I would like to finish her story on a more sincere note….a poem..
The vows have been read,
The cake has been cut;
Let's hope that my Bride
Doesn't grow a big butt!…..Only kidding, this 1 is better…
Here's to my Bride, her kisses so sweet
she makes things stand that have no feet
she lost her cherry, but that's no sin
for she saved the box that it came in
"Because I love you truly,
Because you love me, too,
My very greatest happiness
Is sharing life with you."
" I have known many,
Liked not a few, Loved only one
I toast to you"
[Raise your glass and toast her]

Which brings me, reluctantly to the subject I've been trying to avoid – namely my 3 Best Men. ……Every groom needs best men who can be relied upon, who are honest, decent, and well organised – but what happens when you don't know anyone like that……Well in my case I picked the 3 dodgy CLOWNS at the end of the table, who look as though they are auditioning for the Muppet Show – they are Paul, Deano & Rog.
What can I say about them?, – well firstly there's Paul…stand up Paul…
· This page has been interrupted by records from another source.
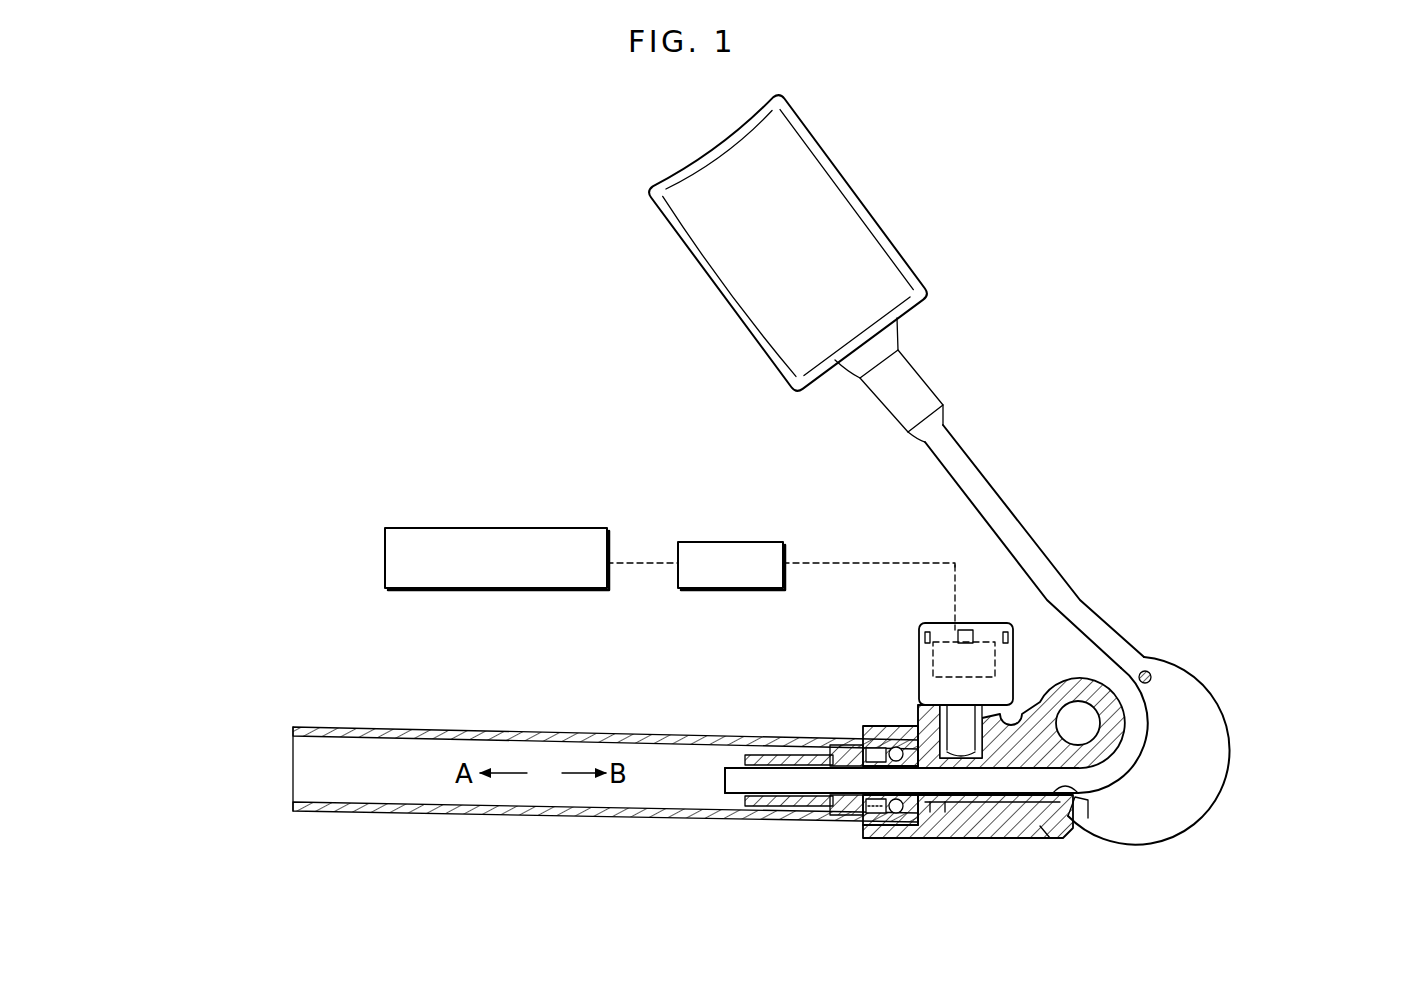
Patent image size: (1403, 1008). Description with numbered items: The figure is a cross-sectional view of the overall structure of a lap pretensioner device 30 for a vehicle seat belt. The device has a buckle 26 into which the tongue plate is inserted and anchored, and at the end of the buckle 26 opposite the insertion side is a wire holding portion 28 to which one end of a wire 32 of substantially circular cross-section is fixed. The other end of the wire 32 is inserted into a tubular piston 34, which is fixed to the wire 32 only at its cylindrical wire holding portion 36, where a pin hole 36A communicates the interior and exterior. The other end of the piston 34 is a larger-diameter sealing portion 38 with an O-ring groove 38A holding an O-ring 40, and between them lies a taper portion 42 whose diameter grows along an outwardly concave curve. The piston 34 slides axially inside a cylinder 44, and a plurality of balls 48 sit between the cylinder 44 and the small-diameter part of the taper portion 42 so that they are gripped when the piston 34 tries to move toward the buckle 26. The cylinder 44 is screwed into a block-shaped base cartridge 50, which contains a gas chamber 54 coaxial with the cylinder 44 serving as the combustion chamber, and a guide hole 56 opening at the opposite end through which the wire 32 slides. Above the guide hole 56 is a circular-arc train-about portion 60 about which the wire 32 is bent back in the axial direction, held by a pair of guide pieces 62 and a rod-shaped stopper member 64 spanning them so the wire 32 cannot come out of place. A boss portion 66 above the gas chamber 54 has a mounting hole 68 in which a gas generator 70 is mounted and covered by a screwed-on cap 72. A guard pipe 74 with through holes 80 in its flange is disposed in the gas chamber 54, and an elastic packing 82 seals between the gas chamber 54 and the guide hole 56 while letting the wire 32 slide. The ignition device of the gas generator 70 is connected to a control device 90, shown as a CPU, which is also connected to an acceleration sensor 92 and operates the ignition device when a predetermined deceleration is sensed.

The buckle 26 is at (878, 272).
The wire holding portion 28 is at (918, 392).
The lap pretensioner device 30 is at (1158, 490).
The wire 32 is at (1010, 520).
The piston 34 is at (878, 745).
The wire holding portion 36 is at (748, 808).
The pin hole 36A is at (835, 742).
The sealing portion 38 is at (907, 812).
The O-ring groove 38A is at (905, 742).
The O-ring 40 is at (895, 814).
The taper portion 42 is at (850, 805).
The cylinder 44 is at (553, 812).
The balls 48 is at (873, 820).
The base cartridge 50 is at (1037, 833).
The gas chamber 54 is at (967, 806).
The guide hole 56 is at (1088, 818).
The train-about portion 60 is at (1108, 745).
The guide pieces 62 is at (1170, 742).
The stopper member 64 is at (1150, 672).
The boss portion 66 is at (1003, 727).
The mounting hole 68 is at (935, 705).
The gas generator 70 is at (990, 695).
The cap 72 is at (980, 625).
The guard pipe 74 is at (950, 808).
The through holes 80 is at (933, 808).
The packing 82 is at (1037, 840).
The control device 90 is at (737, 541).
The acceleration sensor 92 is at (600, 508).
Paul: A nice bloke – character ?, well suffice to say every village has one.
In fact Paul was a slow starter. At Playschool Paul was different from all the other 5 year olds.. He was 11!
By the time he was 14, his parents were getting very concerned about his performance at school – He wasn't just falling behind, he was getting lapped!
Friends used to ask his parents what they thought Paul would be when he left school..The usual reply was " Oh, about 35 "!

Then there's Dean: Dean has a face like a flower – unfortunately a cauliflower
In fact Dean was also very ugly when he was a baby, as you can see from this picture..

He was so ugly, when they delivered him they made sure he was face down!

Looking back he was the only baby in Dunstable to have SHUTTERS on his pram!

His mum got morning sickness AFTER he was born

Then there's Rog He has wavy hair– it's waving goodbye……but Rog despite what he says has not always been popular with everyone.…
IN FACT ROG WAS ONCE DESCRIBED AS ARROGANT, CONCEITED, INSENSITIVE AND SELFISH……….WELL LET'S FACE IT IF ANYONE KNOWS HIM IT WOULD BE HIS MUM.

Thank Bridesmaids
I'd like to finish with the traditional Bridegroom's toast to the Bridesmaids who I am sure you will agree look magnificant. So please stand and raise your glasses with me. Ladies and gentlemen, the toast is “the Bridesmaids.”
To Conclude… Ladies & Gentlemen, friends, relatives, freeloaders and hangers on – thank you again for being here today, for your gifts, for your good wishes and most of all for your friendship now and in the future. Here's a final toast to all of you at our fat greek wedding and to a wonderful evening.…
Ladies and gentlemen, the toast is “Our Fat Greek Wedding & to a Wonderful Evening.”

THANK YOU, & NOW I WILL HAND YOU OVER TO THE BEST MEN….GO EASY ON ME LADS!